Basic (I hope) audio question

Hello Shotcutters, I have what I hope is an easy question about audio. I’ve watched the tutorial videos and I’ve not seen the answer to this in those.

I have a timeline made up of several clips with 5.1 audio and would like to have Shotcut look at the audio for the entire timeline and apply a gain such that the loudest audio hits -5dB. I believe this is called audio peak normalization. From working with single-track audio in Audacity I thought this is what the normalize function does, but the tutorial I watched talks about the 2-pass normalizing the loudness of the entire clip, which sounds like it is adjusting it so that the average loudness is at a set value, which is not what I’m trying to do. Likewise, the 1-pass normalizer will adjust levels within a moving window, which will change the audio level of one part of the timeline respective to the rest, which is not what I want to do

The more I dig into this, the more complicated it gets. Any hints would be welcome.
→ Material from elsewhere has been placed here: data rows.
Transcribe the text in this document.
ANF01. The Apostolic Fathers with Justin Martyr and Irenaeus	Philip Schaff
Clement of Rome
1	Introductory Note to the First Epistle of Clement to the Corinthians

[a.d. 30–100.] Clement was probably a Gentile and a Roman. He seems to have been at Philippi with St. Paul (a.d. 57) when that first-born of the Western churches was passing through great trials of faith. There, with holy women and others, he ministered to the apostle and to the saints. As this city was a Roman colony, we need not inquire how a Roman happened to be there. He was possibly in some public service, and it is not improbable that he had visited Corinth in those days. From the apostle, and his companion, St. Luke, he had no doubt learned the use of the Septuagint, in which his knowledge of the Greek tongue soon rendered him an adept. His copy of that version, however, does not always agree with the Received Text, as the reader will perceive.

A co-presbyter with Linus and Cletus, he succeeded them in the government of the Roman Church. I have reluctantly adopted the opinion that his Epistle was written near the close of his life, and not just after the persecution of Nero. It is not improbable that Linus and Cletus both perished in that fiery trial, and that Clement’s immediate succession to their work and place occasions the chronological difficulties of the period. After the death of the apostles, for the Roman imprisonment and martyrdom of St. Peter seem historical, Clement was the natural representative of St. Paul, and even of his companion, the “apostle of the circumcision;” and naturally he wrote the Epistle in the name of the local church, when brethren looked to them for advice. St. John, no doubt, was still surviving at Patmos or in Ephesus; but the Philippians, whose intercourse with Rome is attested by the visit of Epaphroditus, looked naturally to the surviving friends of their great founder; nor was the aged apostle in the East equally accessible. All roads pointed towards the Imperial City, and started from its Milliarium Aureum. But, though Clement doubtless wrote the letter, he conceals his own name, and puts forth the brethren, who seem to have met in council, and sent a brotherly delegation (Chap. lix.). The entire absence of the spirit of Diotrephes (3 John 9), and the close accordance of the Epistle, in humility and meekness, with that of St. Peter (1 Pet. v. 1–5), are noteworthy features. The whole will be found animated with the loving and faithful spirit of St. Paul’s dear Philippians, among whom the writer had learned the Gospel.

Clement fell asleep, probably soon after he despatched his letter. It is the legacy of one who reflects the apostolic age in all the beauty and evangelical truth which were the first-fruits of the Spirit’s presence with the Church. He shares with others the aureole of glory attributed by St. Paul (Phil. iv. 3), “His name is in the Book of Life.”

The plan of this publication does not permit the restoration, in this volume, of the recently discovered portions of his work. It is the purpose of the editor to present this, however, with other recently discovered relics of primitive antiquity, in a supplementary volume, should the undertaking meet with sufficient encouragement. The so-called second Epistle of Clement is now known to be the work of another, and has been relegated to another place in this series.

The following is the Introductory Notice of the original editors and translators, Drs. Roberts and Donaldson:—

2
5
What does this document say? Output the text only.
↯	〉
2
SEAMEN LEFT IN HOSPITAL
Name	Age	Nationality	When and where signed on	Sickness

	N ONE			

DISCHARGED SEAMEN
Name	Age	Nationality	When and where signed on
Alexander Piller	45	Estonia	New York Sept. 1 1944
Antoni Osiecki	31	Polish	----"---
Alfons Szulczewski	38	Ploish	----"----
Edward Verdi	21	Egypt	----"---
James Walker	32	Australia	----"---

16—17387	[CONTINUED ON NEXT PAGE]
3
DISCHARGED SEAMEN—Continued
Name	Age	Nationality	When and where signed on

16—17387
Shotcut does not have a filter to accomplish exactly this. The Normalize filters (both one and two pass) adjust the gain to achieve a target program loudness (which isn’t exactly the same a “average” loudness).

If you can use an external tool to find the maximum peak sample, you can apply a gain filter in Shotcut to adjust the gain.

After a bit of googling, I found ffmpeg will do what I’m trying to do. I get the feeling audio veterans will not be shocked by this.

Specifically, this page describes how to analyze (in the section labeled “Peak and RMS Normalization”) and then use that information to adjust the volume (in the section labeled “Changing volume”.)

After some experimentation, I discovered that aiming for a peak of around -9.5dB as reported by ffmpeg roughly corresponds to -5 lufs on Shotcut’s Audio Peak Meter, which is what I was shooting for.

Note:I don’t know anything about proper audio editing or audio engineering, I was just looking to adjust the volume on some TV shows that had low volume levels.

If that’s the project, then pretty good results (and likely more consistent) could also be had by doing a Shotcut normalize to a -16 dB/LUFS target then following it with a Limiter set to -1.5 dB. If there’s a lot of distortion or clipping, then use the -23 dB/LUFS standard from R.128/ATSC to normalize rather than -16.

The complication with peak normalization is that a single loud sound effect like an explosion could wreck the gain level for the rest of the entire video. LUFS normalization handles this situation much more gracefully by aiming for a target (similar to an average) rather than sacrificing the entire video volume to protect the single highest peak that probably no one even cares to protect.

2 Likes

Good information.

Bookmarked.

Thank you.

That was the general understanding I had as well, however in my particular case the source material I’m working with is DVR’d over the air digital TV shows, I’m just editing out the commercials. I was going with the presumption that the audio was, overall, balanced, normalized, compressed etc. by whoever produced the show, so there shouldn’t be any crazy loud sounds. Some shows are fine, no adjustment needed, but others quiet enough that I find myself kicking the volume up when I’m watching it. My goal was to bring those quiet shows up to the point where I’m not having to crank my volume on playback to get a normal listening volume. I know that some shows are going to have a larger dynamic range, which is why I thought that scanning for the peak volume over the whole show and then adjusting the gain for the whole show so that that peak is -5dB or so would be the way to go. That way I’d preserve the dynamic range that the sound engineer created.